Center for Global Infectious Disease Research, Seattle Children's Hospital, Seattle, WA, USA.
Malaria Department, Naval Medical Research Center, Silver Spring, MD, USA.
Malar J. 2021 Jul 9;20(1):308. doi: 10.1186/s12936-021-03839-3.
Vaccination with radiation-attenuated Plasmodium falciparum sporozoites is known to induce protective immunity. However, the mechanisms underlying this protection remain unclear. In this work, two recent radiation-attenuated sporozoite vaccination studies were used to identify potential transcriptional correlates of vaccination-induced protection.
Longitudinal whole blood RNAseq transcriptome responses to immunization with radiation-attenuated P. falciparum sporozoites were analysed and compared across malaria-naïve adult participants (IMRAS) and malaria-experienced adult participants (BSPZV1). Parasite dose and method of delivery differed between trials, and immunization regimens were designed to achieve incomplete protective efficacy. Observed protective efficacy was 55% in IMRAS and 20% in BSPZV1. Study vaccine dosings were chosen to elicit both protected and non-protected subjects, so that protection-associated responses could be identified.

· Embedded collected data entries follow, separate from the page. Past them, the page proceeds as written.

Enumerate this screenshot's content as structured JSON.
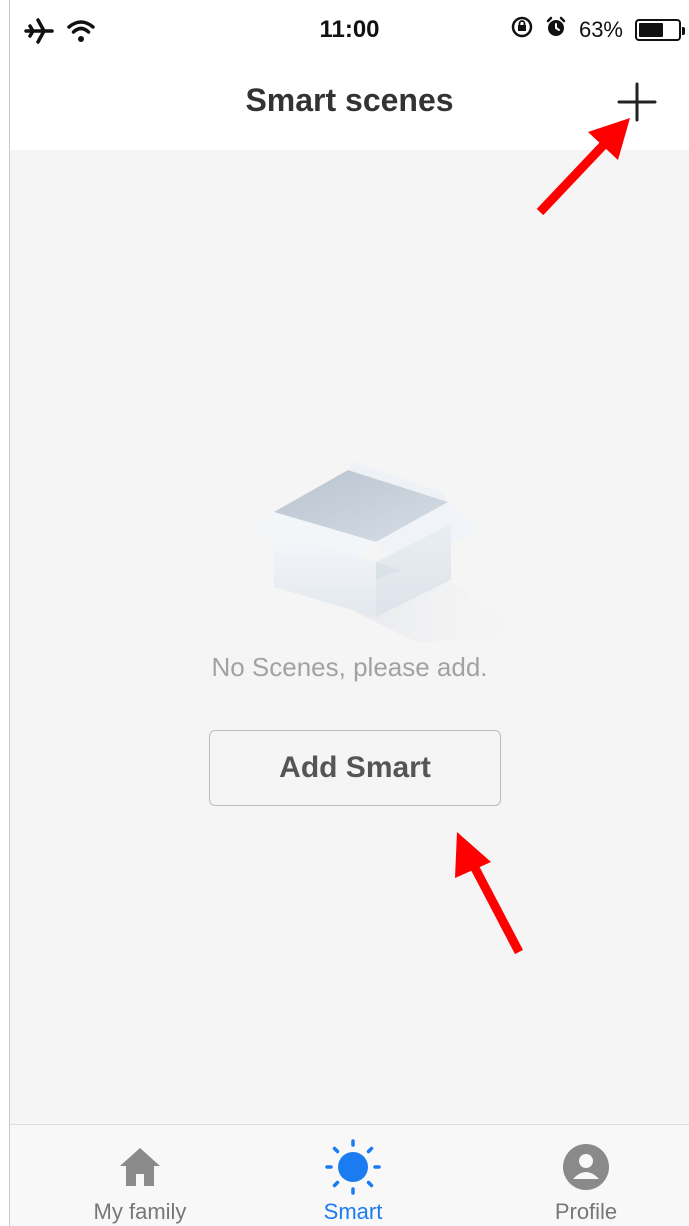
{
  "status_bar": {
    "time": "11:00",
    "battery_percent": "63%",
    "battery_level": 0.63,
    "icons": [
      "airplane-icon",
      "wifi-icon",
      "orientation-lock-icon",
      "alarm-icon",
      "battery-icon"
    ]
  },
  "header": {
    "title": "Smart scenes",
    "add_icon": "plus-icon"
  },
  "empty_state": {
    "illustration": "empty-box-icon",
    "message": "No Scenes, please add.",
    "button_label": "Add Smart"
  },
  "tab_bar": {
    "tabs": [
      {
        "label": "My family",
        "icon": "home-icon",
        "active": false
      },
      {
        "label": "Smart",
        "icon": "sun-icon",
        "active": true
      },
      {
        "label": "Profile",
        "icon": "profile-icon",
        "active": false
      }
    ]
  },
  "colors": {
    "accent": "#1a7cf0",
    "background": "#f5f5f5",
    "annotation_arrow": "#ff0000"
  }
}
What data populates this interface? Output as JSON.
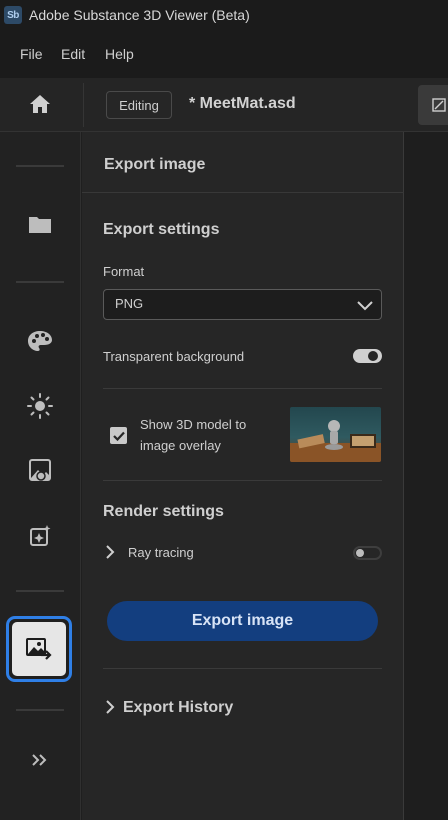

Analysis of comparable time points up to 1 week after the first vaccination revealed a shared cross-study transcriptional response programme, despite large differences in number and magnitude of differentially expressed genes between trials. A time-dependent regulatory programme of coherent blood transcriptional modular responses was observed, involving induction of inflammatory responses 1-3 days post-vaccination, with cell cycle responses apparent by day 7 in protected individuals from both trials. Additionally, strongly increased induction of inflammation and interferon-associated responses was seen in non-protected IMRAS participants. All individuals, except for non-protected BSPZV1 participants, showed robust upregulation of cell-cycle associated transcriptional responses post vaccination.
In summary, despite stark differences between the two studies, including route of vaccination and status of malaria exposure, responses were identified that were associated with protection after PfRAS vaccination. These comprised a moderate early interferon response peaking 2 days post vaccination, followed by a later proliferative cell cycle response steadily increasing over the first 7 days post vaccination. Non-protection is associated with deviations from this model, observed in this study with over-induction of early interferon responses in IMRAS and failure to mount a cell cycle response in BSPZV1.
已证实,辐射减毒疟原虫孢子囊的疫苗接种可诱导保护性免疫。然而,这种保护作用的机制仍不清楚。在这项工作中,我们使用了两项最近的辐射减毒孢子囊疫苗接种研究,以确定疫苗接种诱导保护的潜在转录相关性。
对来自疟原虫初免的成年参与者(IMRAS)和疟原虫感染成年参与者(BSPZV1)的纵向全血 RNAseq 转录组对辐射减毒疟原虫孢子囊免疫接种的反应进行了分析,并进行了比较。两项试验中寄生虫剂量和接种方法不同,免疫方案旨在实现不完全的保护效力。在 IMRAS 中观察到 55%的保护效力,在 BSPZV1 中观察到 20%的保护效力。研究疫苗剂量被选择为了引起既受保护又不受保护的个体,从而可以确定与保护相关的反应。
在第一次接种后 1 周内分析可比时间点发现,尽管两个试验之间差异表达基因的数量和幅度存在很大差异,但存在一个共享的跨研究转录反应方案。观察到一个与时间相关的血液转录模块反应的调节程序,在接种后 1-3 天诱导炎症反应,在两个试验的保护性个体中,第 7 天可见细胞周期反应。此外,在未受保护的 IMRAS 参与者中,强烈诱导炎症和干扰素相关反应。除了未受保护的 BSPZV1 参与者外,所有个体在接种疫苗后均表现出细胞周期相关转录反应的强烈上调。
尽管两个研究之间存在很大差异,包括接种途径和疟疾暴露状态,但识别出了与 PfRAS 疫苗接种后保护相关的反应。这些反应包括接种后 2 天达到峰值的中度早期干扰素反应,随后是细胞周期反应的后期增殖,在接种后第 1 天逐渐增加。在这项研究中,未受保护的个体表现出这种模式的偏差,表现为 IMRAS 中早期干扰素反应过度诱导,而 BSPZV1 中未能产生细胞周期反应。